DONDERDAG 14 FEBRUARI 2008 - NAMIDDAGVERGADERING

(Vervolg)

Vraag om uitleg van mevrouw Christiane Vienne aan de vice-eersteminister en minister van Financiën en Institutionele Hervormingen over «de fiscale status van de grensarbeiders en de eventuele wijziging van het bilaterale belastingverdrag» (nr. 4-89)

De voorzitter. - Mevrouw Inge Vervotte, minister van Ambtenarenzaken en Overheidsbedrijven, antwoordt.

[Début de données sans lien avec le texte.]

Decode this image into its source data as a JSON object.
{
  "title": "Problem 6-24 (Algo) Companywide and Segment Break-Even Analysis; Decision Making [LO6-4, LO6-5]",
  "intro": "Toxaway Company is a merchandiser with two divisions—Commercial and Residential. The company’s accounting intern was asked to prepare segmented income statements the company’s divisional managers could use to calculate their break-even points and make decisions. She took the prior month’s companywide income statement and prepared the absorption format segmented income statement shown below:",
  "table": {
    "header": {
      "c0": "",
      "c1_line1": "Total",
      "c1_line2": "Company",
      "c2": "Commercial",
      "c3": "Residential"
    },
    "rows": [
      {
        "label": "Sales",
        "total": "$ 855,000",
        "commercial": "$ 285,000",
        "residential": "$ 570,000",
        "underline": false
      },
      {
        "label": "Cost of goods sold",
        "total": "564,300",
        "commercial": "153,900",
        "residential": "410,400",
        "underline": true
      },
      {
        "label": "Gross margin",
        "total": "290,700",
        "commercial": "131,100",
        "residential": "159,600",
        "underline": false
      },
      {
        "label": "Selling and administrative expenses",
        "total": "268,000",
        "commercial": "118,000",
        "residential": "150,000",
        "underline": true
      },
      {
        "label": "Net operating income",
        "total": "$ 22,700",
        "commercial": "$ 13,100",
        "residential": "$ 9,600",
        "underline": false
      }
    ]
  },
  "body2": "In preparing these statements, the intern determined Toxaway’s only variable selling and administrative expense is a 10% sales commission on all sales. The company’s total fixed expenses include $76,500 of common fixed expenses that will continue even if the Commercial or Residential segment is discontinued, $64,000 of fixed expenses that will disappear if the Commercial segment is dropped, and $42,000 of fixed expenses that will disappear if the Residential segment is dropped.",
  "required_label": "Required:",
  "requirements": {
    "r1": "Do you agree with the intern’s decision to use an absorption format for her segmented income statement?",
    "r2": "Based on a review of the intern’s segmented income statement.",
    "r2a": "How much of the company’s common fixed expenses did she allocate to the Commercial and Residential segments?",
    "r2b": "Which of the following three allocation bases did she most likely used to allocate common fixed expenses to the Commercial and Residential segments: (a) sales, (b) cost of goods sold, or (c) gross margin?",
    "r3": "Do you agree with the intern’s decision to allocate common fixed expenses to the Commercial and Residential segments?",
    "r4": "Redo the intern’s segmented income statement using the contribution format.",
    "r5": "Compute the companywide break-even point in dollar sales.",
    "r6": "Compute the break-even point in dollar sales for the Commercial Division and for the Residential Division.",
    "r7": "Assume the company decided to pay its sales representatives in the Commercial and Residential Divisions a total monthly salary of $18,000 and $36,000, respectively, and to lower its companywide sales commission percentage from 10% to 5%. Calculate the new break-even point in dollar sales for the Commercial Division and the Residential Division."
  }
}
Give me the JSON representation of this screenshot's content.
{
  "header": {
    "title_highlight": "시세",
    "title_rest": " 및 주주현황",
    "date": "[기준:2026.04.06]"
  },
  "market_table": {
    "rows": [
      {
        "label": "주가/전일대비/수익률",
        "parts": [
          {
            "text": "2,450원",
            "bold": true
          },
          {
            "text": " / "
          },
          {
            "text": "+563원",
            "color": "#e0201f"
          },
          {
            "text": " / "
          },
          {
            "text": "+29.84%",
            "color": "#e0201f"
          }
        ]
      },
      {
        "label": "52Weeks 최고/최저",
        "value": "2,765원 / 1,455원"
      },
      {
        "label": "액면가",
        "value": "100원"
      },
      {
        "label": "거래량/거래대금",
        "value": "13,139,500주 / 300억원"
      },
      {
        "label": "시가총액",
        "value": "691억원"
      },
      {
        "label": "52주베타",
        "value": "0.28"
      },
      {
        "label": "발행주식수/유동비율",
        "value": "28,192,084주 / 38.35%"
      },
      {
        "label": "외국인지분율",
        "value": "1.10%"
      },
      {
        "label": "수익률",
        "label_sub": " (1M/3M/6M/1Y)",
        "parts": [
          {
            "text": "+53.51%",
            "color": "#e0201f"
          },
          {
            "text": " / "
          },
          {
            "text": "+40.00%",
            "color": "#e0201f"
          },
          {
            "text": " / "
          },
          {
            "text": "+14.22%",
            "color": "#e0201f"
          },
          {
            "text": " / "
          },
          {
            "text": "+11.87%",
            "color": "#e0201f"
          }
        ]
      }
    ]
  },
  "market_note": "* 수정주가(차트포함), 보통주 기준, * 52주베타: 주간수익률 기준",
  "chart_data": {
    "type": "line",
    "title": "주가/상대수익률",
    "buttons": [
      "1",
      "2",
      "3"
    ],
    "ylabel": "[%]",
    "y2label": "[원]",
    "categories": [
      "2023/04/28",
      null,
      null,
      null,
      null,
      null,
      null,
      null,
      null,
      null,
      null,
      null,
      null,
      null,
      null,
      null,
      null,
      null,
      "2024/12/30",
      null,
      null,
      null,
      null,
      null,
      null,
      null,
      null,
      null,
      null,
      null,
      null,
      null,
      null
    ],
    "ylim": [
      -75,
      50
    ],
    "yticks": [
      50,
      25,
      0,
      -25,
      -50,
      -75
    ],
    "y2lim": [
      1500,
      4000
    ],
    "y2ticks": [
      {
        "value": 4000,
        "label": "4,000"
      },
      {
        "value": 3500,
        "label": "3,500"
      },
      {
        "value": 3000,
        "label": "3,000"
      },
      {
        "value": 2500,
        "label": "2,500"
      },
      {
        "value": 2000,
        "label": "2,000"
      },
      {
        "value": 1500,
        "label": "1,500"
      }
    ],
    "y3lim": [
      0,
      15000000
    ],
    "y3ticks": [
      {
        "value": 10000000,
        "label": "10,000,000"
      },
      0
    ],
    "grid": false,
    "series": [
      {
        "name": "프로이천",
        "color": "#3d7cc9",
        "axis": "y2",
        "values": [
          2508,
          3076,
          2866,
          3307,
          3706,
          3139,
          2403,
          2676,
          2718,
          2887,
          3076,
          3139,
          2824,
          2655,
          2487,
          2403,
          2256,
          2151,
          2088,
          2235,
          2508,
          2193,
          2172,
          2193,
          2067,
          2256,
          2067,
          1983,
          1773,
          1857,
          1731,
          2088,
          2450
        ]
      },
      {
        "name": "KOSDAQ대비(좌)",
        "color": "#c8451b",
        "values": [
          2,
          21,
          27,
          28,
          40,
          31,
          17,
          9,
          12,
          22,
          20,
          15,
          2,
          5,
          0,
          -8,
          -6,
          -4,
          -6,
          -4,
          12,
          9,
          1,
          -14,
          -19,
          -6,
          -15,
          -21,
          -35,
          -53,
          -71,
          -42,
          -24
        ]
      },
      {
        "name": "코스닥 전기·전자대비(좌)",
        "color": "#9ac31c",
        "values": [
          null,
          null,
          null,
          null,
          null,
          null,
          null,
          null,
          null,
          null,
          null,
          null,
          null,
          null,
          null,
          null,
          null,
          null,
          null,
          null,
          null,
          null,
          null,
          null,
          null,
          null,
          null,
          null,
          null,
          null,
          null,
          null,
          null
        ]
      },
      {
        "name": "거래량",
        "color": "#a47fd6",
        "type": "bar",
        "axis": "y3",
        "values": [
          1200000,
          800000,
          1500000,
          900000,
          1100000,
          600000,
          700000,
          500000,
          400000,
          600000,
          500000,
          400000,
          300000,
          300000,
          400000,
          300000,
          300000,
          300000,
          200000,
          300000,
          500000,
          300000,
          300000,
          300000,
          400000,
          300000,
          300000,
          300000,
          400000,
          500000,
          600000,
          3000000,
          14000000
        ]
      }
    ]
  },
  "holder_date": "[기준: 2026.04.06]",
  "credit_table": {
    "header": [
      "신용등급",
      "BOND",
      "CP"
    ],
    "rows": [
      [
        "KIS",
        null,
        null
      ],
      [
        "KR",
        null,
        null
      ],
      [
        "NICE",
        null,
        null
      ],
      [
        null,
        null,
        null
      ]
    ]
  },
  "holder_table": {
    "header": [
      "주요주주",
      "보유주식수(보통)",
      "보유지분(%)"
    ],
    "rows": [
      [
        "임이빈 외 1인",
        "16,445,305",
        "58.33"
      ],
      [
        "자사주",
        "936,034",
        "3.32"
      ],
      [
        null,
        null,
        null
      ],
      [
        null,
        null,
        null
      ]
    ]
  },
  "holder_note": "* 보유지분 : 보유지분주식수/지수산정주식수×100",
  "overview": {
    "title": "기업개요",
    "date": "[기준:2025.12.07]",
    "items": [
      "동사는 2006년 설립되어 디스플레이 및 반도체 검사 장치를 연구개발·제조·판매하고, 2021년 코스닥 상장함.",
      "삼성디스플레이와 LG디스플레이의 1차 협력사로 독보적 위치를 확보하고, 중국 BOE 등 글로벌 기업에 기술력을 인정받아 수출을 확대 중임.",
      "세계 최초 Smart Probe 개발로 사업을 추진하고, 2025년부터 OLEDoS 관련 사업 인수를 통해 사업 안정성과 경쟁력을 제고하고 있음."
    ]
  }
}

Mme Christiane Vienne (PS). - Comme on le sait, en matière de travailleurs transfrontaliers, la France et la Belgique sont liées par une convention fiscale bilatérale du 10 mars 1964, modifiée par un avenant du 8 février 1999. Cette convention prévoit un régime spécifique pour les travailleurs frontaliers qui sont imposés dans l'État de leur résidence, contrairement au modèle de convention de l'OCDE qui prévoit, en principe, une imposition au lieu d'exercice de l'activité.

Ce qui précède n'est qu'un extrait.